I'm not a doctor, so I just base everything on what the (supposed?) experts are saying. As far as I know they might very well say that on TV because there aren't enough ventilators, no idea.
One of the reasons we worked out we could get people through without ventilators was because we ran out of ventilators. And people with COVid are being vented for 2 weeks plus. A normal time (and a time that would minimise Kung damage from a vent) would be several days.
But if someone has saturation’s in the shithouse, they’re going to die. Lack of oxygen (Hypoxia) in the blood is many many fold more common than severe thrombosis or whatever else was suggested; and the answer is right there - if the oxygen isn’t getting to the blood it’s because the lungs are shot.
If we have enough gear, we put someone in ECMO to solve the gas exchange problem.
Lung damage severe enough to do this is caused by the effects of the disease, not the ventilator
As far as I know nowhere ever ran out of ventilators, not even in Lombardy. But I sure saw that claim made a lot of times back when people thought that would happen. Spent a lot of time pointing out the authorities were denying it'd happened too. I concluded it's very easy for people to mix up "we think this is about to happen" with "this has happened".
Lombardy was utilising operating theatres and had ICUs and trauma bays full (70-80% is full because you have lost lost of your surge capacity), using the vents in all these areas.
There was a shift to NIV because once you have no vents you let people die
Most people don't even have symptoms! In Italy—at least according to the government—you have a higher chance of getting hit by a meteorite than not dying from COVID, unless you live in Lombardy, are over 60 years old, and have 2-3 preexisting conditions.

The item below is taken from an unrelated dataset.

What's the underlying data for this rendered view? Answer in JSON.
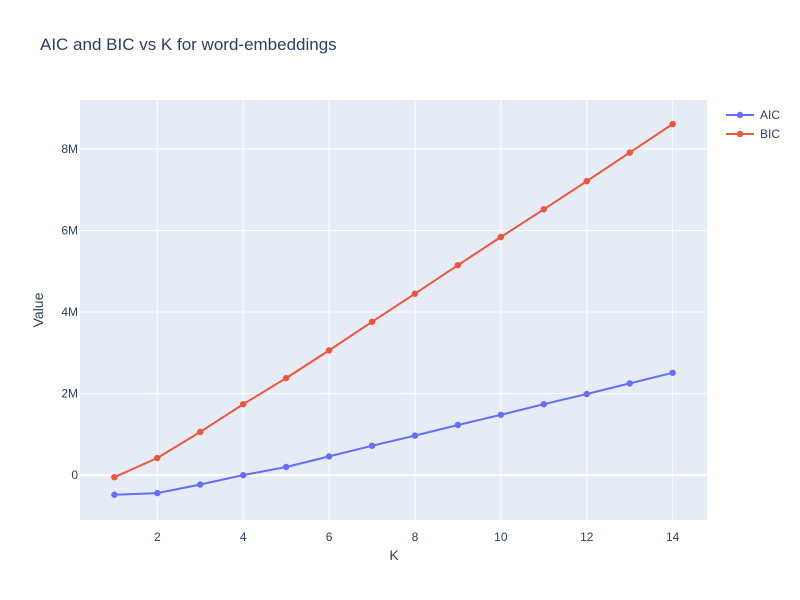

I know that people die, and even 1 person dying is a tragedy, but if you compare with Spanish flu, Polio, Ebola, AIDS it _is_ an extremely mild virus.
As for being an expert, I never claimed to be. I didn't know you needed a degree to post on a forum. If you're asking for a recommendation, I would recommend plasma. We are having great success in Italy, with 2 hospitals in Modena and Verona completely erasing deaths.

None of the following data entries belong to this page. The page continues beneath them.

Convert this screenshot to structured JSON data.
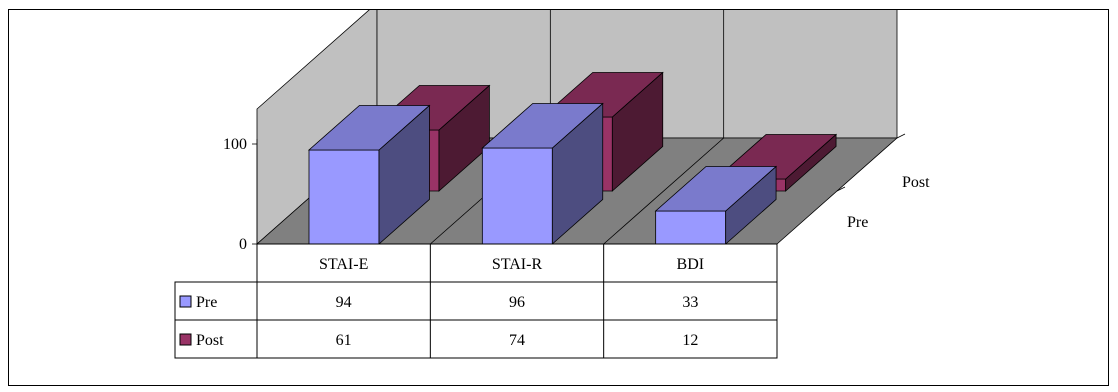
{
  "chart_data": {
    "type": "bar",
    "subtype": "3d-clustered-column-with-data-table",
    "categories": [
      "STAI-E",
      "STAI-R",
      "BDI"
    ],
    "series": [
      {
        "name": "Pre",
        "values": [
          94,
          96,
          33
        ],
        "color": "#9999ff",
        "side_color": "#4d4d80",
        "top_color": "#7a7acc"
      },
      {
        "name": "Post",
        "values": [
          61,
          74,
          12
        ],
        "color": "#993366",
        "side_color": "#4d1a33",
        "top_color": "#7a2952"
      }
    ],
    "y_tick_labels": [
      "0",
      "100"
    ],
    "ylim": [
      0,
      110
    ],
    "depth_axis_labels": [
      "Pre",
      "Post"
    ],
    "walls_color": "#c0c0c0",
    "floor_color": "#808080",
    "legend": "data-table"
  }
}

Varies, but in well studied outbreaks seems to end up around 5-10% more or less. Early on it seemed like the rate was higher but turns out that was presymptomatic.
Honestly, just go rummage through the links in r/covid19 on reddit. Skip the comments altogether since the audience there is becoming mostly optimists. Skip r/coronavirus for the opposite reason, all the doomers congregate there. But at least in r/covid19 the moderators are very aggressive in preventing posts that are not some kind of plausible scientific source. It's useful to see the latest studies as they come out, without any editorializing. But you do need to read them critically, since most have not yet been peer reviewed.
You can also learn a lot from the occasional scientific commenters, they are quick to explain why a serosurvey showing 5% prevalence using a test with 98% specificity means the published results aren't worth much.
“for people 49 and under, the agency [CDC] estimated that 0.05% of symptomatic people will die.”